Hunters, wine and queueing: A night at Welly Ball
It’s all fun and games until someone loses a Barbour
Traditions such as Raisin Weekend or May Dip are routinely singled out as quintessential St Andrean customs, for obvious reasons. Also deserving of a place on this list: Welly Ball.
A celebration of our rainy Scottish weather, the ball provides an excuse for comfortable footwear and, naturally, black tie. This past Saturday, over one thousand Welly-clad students ventured to Kinkell Byre for one of the most anticipated events of the semester.
Tables occupied every available space of the venue, from the dancefloor to the outside marquee, allowing guests to mingle as they searched for their seats. Shooting teams from across the country mixed with the St Andrews crowd, these initial introductions set to the musical stylings of JazzWorks, who played for the duration of the dinner.

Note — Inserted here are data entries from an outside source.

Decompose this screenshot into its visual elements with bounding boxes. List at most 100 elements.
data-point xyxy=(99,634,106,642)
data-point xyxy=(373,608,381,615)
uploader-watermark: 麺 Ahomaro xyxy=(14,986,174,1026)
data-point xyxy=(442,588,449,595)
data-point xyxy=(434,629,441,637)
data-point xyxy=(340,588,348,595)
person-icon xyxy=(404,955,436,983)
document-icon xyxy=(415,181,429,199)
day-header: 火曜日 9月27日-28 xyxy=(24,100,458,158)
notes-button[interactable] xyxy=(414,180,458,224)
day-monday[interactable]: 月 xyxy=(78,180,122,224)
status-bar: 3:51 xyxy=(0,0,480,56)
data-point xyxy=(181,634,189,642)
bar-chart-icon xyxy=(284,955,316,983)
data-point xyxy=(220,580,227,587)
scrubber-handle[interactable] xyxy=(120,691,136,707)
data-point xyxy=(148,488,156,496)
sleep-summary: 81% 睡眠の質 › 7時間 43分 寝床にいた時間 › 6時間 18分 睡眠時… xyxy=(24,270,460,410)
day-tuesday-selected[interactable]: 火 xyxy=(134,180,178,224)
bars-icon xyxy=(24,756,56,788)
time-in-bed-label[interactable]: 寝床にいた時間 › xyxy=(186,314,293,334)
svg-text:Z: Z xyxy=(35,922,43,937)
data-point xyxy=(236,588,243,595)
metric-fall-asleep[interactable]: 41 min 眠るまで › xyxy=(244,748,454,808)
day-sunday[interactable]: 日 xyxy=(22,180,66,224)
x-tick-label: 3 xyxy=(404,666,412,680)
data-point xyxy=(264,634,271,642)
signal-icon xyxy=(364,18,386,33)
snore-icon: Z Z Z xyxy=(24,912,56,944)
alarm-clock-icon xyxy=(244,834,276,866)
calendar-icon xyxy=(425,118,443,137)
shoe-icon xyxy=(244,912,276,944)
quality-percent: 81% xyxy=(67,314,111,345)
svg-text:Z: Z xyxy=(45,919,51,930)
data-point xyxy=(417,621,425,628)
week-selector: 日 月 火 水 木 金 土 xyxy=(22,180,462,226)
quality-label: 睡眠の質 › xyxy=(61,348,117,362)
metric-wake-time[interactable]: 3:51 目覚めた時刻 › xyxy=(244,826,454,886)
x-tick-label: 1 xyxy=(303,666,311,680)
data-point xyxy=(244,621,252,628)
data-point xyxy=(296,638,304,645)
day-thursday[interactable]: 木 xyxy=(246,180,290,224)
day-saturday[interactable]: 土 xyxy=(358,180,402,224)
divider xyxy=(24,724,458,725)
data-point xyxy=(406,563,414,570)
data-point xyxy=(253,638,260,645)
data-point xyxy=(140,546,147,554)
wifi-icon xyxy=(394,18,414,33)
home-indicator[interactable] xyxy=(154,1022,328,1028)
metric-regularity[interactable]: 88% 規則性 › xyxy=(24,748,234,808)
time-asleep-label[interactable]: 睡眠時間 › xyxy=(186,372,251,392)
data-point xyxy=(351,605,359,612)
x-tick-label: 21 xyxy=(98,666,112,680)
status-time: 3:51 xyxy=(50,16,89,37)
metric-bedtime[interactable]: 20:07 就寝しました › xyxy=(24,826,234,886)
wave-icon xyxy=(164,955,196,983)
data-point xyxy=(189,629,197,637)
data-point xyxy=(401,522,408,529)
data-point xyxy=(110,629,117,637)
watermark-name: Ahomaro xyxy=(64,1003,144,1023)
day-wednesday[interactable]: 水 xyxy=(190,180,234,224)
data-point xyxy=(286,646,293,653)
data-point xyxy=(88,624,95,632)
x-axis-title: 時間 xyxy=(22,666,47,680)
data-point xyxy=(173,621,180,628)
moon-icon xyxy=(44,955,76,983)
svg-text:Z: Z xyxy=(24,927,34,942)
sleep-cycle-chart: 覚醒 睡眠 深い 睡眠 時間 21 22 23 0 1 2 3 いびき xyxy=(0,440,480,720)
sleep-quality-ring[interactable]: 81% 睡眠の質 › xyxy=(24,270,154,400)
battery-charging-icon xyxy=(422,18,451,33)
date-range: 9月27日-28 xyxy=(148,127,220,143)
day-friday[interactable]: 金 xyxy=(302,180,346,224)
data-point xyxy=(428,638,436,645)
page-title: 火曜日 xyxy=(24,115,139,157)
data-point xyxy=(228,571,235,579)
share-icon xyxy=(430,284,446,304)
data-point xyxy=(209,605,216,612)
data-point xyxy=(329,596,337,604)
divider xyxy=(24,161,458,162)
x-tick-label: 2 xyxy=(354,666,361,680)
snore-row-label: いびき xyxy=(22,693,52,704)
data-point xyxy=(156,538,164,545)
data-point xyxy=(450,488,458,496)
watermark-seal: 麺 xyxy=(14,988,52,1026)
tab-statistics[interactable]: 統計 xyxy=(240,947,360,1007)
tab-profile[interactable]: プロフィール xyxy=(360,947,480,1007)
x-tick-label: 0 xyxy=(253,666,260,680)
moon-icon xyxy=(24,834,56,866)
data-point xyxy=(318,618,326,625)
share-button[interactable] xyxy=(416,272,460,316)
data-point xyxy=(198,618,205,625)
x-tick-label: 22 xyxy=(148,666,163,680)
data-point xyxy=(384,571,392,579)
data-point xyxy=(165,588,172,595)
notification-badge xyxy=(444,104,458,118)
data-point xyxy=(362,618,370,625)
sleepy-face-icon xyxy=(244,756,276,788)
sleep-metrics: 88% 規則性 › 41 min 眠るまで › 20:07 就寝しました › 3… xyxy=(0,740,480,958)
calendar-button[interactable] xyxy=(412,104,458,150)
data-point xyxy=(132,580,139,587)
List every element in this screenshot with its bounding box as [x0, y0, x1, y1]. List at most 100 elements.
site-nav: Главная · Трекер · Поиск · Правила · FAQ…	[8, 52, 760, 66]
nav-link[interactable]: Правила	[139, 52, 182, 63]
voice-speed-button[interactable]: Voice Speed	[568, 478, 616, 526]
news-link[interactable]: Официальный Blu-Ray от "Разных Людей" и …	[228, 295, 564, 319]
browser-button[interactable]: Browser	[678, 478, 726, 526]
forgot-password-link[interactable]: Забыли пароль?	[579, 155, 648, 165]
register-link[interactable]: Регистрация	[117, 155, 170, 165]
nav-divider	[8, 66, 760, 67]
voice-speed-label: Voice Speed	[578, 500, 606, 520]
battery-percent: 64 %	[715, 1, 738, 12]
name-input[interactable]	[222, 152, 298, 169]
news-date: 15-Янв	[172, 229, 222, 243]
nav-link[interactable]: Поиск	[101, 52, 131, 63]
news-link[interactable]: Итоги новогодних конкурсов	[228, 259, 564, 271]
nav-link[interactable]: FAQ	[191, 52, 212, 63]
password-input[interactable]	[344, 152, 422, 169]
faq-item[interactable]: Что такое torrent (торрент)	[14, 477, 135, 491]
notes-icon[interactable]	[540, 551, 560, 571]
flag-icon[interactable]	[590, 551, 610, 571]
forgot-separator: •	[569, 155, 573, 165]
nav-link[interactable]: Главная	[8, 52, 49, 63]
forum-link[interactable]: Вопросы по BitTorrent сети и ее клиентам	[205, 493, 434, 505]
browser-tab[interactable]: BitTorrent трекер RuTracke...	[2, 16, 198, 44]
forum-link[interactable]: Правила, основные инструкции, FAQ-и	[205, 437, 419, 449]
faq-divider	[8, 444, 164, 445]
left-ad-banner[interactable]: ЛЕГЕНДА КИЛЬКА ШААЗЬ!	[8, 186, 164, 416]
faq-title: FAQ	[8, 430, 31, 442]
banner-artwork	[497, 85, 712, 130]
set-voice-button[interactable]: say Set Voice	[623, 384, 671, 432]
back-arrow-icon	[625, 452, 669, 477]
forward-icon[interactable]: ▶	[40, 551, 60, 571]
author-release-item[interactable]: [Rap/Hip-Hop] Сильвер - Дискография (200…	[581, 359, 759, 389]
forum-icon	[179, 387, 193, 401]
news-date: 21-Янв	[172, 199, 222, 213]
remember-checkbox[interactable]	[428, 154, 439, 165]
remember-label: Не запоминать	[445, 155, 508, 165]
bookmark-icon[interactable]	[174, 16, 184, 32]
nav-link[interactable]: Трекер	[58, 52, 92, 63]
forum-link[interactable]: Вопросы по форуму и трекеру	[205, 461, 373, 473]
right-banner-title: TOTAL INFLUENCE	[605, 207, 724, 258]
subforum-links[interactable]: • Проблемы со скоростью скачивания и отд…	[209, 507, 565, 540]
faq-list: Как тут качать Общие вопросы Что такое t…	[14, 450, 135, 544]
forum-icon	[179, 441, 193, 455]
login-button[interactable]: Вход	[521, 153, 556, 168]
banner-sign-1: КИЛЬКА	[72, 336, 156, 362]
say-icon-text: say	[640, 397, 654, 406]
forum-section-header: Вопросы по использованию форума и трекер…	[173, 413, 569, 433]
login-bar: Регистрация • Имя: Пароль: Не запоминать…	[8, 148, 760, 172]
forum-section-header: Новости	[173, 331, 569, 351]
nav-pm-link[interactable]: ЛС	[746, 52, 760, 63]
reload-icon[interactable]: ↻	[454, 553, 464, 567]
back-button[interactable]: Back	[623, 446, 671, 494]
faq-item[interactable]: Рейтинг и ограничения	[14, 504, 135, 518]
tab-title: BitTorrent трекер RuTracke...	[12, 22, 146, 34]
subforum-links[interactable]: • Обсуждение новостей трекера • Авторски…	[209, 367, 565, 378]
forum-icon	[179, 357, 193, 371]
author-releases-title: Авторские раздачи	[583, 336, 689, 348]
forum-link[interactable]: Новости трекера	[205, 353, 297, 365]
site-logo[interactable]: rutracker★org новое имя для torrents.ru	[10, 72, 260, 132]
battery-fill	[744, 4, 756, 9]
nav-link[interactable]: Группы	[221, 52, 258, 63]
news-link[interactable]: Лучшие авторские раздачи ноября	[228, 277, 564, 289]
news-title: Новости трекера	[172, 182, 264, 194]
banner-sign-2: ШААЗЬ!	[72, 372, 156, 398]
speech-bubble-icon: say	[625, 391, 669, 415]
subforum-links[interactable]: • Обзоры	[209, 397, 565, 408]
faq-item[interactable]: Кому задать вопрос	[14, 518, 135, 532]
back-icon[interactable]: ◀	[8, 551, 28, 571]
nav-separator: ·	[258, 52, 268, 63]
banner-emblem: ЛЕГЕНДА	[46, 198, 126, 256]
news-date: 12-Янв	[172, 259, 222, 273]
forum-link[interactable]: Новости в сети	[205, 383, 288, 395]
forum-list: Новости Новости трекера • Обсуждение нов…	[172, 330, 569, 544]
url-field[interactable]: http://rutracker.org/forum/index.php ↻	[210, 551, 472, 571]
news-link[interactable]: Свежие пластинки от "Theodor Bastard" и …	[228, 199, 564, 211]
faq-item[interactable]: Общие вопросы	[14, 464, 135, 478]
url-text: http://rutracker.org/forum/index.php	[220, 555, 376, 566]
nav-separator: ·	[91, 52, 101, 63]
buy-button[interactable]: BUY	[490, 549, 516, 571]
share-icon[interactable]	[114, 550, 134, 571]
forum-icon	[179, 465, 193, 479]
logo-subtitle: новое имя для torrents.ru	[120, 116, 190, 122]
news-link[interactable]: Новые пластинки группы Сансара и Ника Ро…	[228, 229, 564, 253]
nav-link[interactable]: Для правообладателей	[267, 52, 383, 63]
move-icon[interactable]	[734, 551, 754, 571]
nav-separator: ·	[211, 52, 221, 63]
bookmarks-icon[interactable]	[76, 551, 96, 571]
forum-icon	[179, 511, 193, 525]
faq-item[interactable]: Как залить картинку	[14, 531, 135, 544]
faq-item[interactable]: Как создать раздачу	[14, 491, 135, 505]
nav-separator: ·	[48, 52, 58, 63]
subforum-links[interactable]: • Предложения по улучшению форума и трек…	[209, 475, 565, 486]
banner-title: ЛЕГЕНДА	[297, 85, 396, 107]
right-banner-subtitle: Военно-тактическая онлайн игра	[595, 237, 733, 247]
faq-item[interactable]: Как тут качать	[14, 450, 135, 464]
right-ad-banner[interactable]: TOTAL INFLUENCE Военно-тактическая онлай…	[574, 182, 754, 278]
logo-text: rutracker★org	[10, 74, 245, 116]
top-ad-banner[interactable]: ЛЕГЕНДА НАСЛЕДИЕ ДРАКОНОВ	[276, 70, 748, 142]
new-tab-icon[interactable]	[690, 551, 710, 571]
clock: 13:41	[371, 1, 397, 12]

The ambience was tinged with anticipation as hungry students filtered through the rooms, already buzzed from a gin shot reception.
Likely in response to last year’s complaints of a small meal, guests were treated to food immediately upon their arrival. Emily Fruit Crisps, Propercorn, and large bowls of salad awaited us at our table.
The spread was quickly joined by several bottles of wine, positioned around an inspired choice of centrepiece: a miniature Welly.
The meal itself was simple. In addition to the aforementioned salad, each table received healthy amounts of potatoes and roasted hog, both of which tasted marvellous. It would be difficult to justify the meal’s price tag, however, considering that it was essentially a one course dinner.
For £40, I expected more than a single plate of food. Presumably the markup was done with the goal of making a larger donation to this year’s charity, the Charlie Waller Memorial Trust.
Fortunately, what the meal lacked in food it made up for in wine, and the majority of guests appeared to be having a cracking time as the evening wore on.
Oz Adari, local BNOC and Steve Fan’s campaign manager, exclusively told The Tab St Andrews: “I’ve seen a lot of balls in my time, and this one is by far the most pleasurable. I’m just having a fantastic night with all the men here.”
The transition from the dinner to the afterparty was a standout of the night, and a testament to the committee’s competence. Throughout the dinner, committee members maintained a constant presence, clearing plates or removing empty wine bottles.
As guests began to explore the venue and visit friends in the other rooms, the committee swiftly removed the tables, stacked the chairs, and filled the marquee with sofas. In what seemed like the blink of an eye, the dinner had vanished and the afterparty was in full swing.
Laurent de Cardeville, on the afterparty, writes: “It was a messy affair – charging in at sometime past ten to find utter chaos: from meeting a quantity of very boozed-up diners already on their way out, most with some partner draped across their shoulders and blowing burbling kisses left and right, to seeing various shirtless bravos downing red wine out of wellies, with the inevitable couple of lost lambs cruising aimlessly about Kinkell, and above all, an utterly packed and very active volcanic dancefloor.
A shocking sight to any sober observer. But that is the point: no afterparty-goer ever goes sober, or stays sober long, and that is its charm. It is a melting pot of sweaty wellies and many very merry jerries.
For all the fun had during both portions of the event, the night sadly ended on a grim note.
Survivors of the bus queues described the situation as an utter disaster, coming on the heels of a cloakroom that apparently devolved into a “free-for-all” as guests scrambled to retrieve their belongings. Many failed, their lost or forgotten coats unable to protect them from the bitter cold as they waited, some for nearly two hours, for the next available bus.
As always, it’s worth asking what the committee could have done to salvage the situation. Historically, queues at Kinkell have been reminiscent of the apocalypse; at night’s end, a seat on the bus suddenly becomes more valuable than the average Christmas Ball ticket.
Welly Ball, therefore, cannot be specifically blamed for what is a recurring problem at this venue. At this point, people really ought to take the time to brainstorm a more suitable exit strategy (have people sign up for buses in advance? get more buses? fewer buses? party buses? discuss).
The cloakroom situation, however, seems to be unique to this particular ball. The sheer number of lost or stolen belongings have overwhelmed the event page, with accusations flying of the committee’s irresponsibility in allowing the cloakroom to become so disorganised. There isn’t much advice to offer here, beyond a recommendation that, with Barbours and Canada Geese at stake, extra security would have been wise.
Some people may argue that wearing a £1000 jacket to a party in a barn might not be the best decision to begin with, but I suppose time makes fools of us all.